Deploy production workloads across Availability Zones. Zones protect against data center failure with a 99.99% SLA. Azure does not charge for cross-zone data transfer, so there is no networking penalty for zone-redundant deployments.
Use Flexible orchestration mode for new Scale Sets. Flexible mode provides a superset of Uniform capabilities with the ability to mix VM sizes and manage instances individually. Microsoft recommends Flexible mode for all new VMSS deployments.
Stack cost optimization strategies. Right-sizing + Reserved Instances + Azure Hybrid Benefit compound savings. An over-provisioned Windows VM on pay-as-you-go pricing can cost 3-5x more than a right-sized VM with reservations and Hybrid Benefit applied.
Spot VMs are for interruptible workloads only. The up to 90% discount comes with a guarantee that Azure can reclaim the VM at any time. Design for eviction with checkpointing, retry logic, and idempotent processing.

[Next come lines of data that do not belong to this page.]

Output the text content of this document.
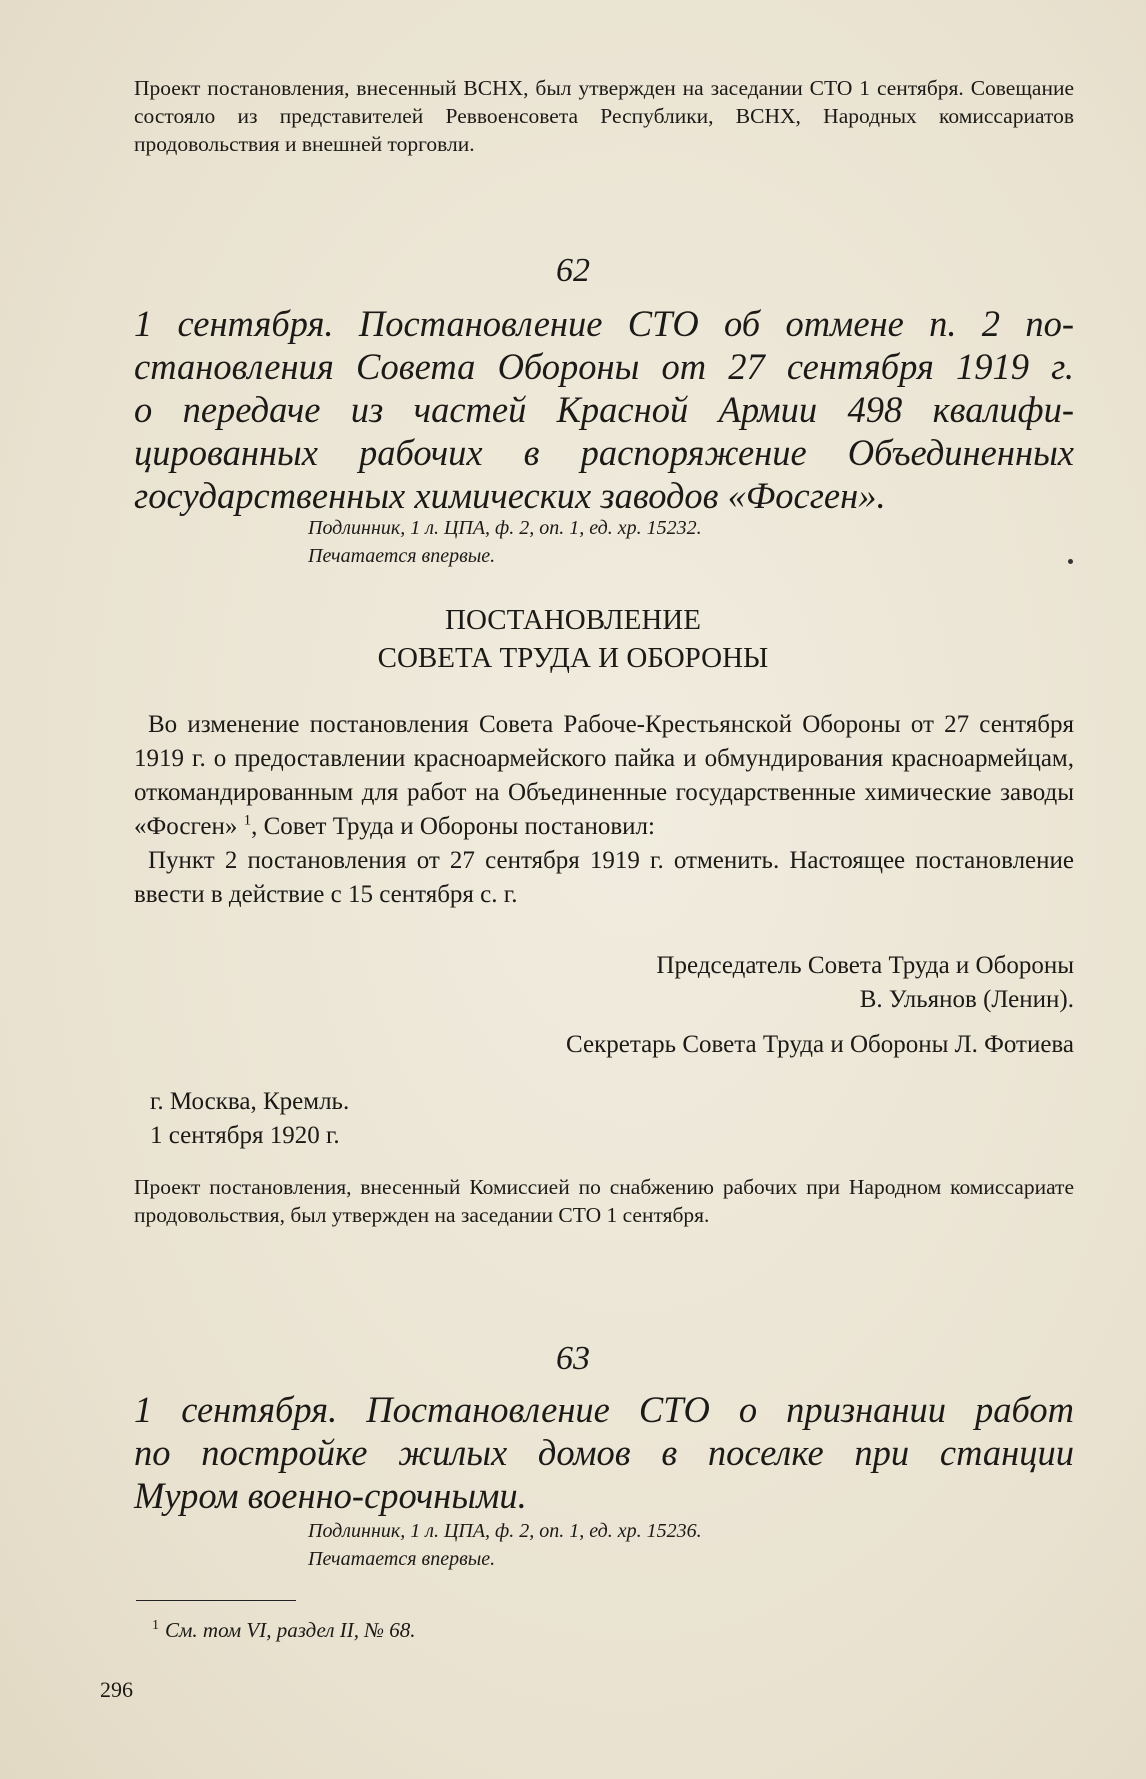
Проект постановления, внесенный ВСНХ, был утвержден на заседании СТО 1 сентября. Совещание состояло из представителей Реввоенсовета Республики, ВСНХ, Народных комиссариатов продовольствия и внешней торговли.
62

1 сентября. Постановление СТО об отмене п. 2 по-
становления Совета Обороны от 27 сентября 1919 г.
о передаче из частей Красной Армии 498 квалифи-
цированных рабочих в распоряжение Объединенных
государственных химических заводов «Фосген».

Подлинник, 1 л. ЦПА, ф. 2, оп. 1, ед. хр. 15232.
Печатается впервые.
ПОСТАНОВЛЕНИЕ
СОВЕТА ТРУДА И ОБОРОНЫ

Во изменение постановления Совета Рабоче-Крестьянской Обороны от 27 сентября 1919 г. о предоставлении красноармейского пайка и обмундирования красноармейцам, откомандированным для работ на Объединенные государственные химические заводы «Фосген» $^1$, Совет Труда и Обороны постановил:

Пункт 2 постановления от 27 сентября 1919 г. отменить. Настоящее постановление ввести в действие с 15 сентября с. г.

Председатель Совета Труда и Обороны
В. Ульянов (Ленин).
Секретарь Совета Труда и Обороны Л. Фотиева
г. Москва, Кремль.
1 сентября 1920 г.
Проект постановления, внесенный Комиссией по снабжению рабочих при Народном комиссариате продовольствия, был утвержден на заседании СТО 1 сентября.
63

1 сентября. Постановление СТО о признании работ
по постройке жилых домов в поселке при станции
Муром военно-срочными.

Подлинник, 1 л. ЦПА, ф. 2, оп. 1, ед. хр. 15236.
Печатается впервые.
$^1$ См. том VI, раздел II, № 68.
296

Ephemeral OS disks reduce cost and improve performance for stateless workloads. Scale Set instances that are identical and replaceable benefit from ephemeral disks, which eliminate managed disk charges and provide faster reimaging.
Auto-shutdown and Spot VMs together make dev/test environments dramatically cheaper. A development environment using Spot VMs with auto-shutdown during off-hours can cost 90%+ less than an always-on pay-as-you-go deployment.
Check VM core quotas before configuring autoscale maximums. Quota exhaustion during a traffic spike is one of the most preventable and most impactful scaling failures. Verify and increase quotas proactively.
Single VM SLA with Premium SSD is unique to Azure. A single VM with all Premium SSD disks receives a 99.9% SLA without requiring multiple instances. This makes Azure VMs viable for workloads that cannot be load-balanced, such as legacy single-instance applications.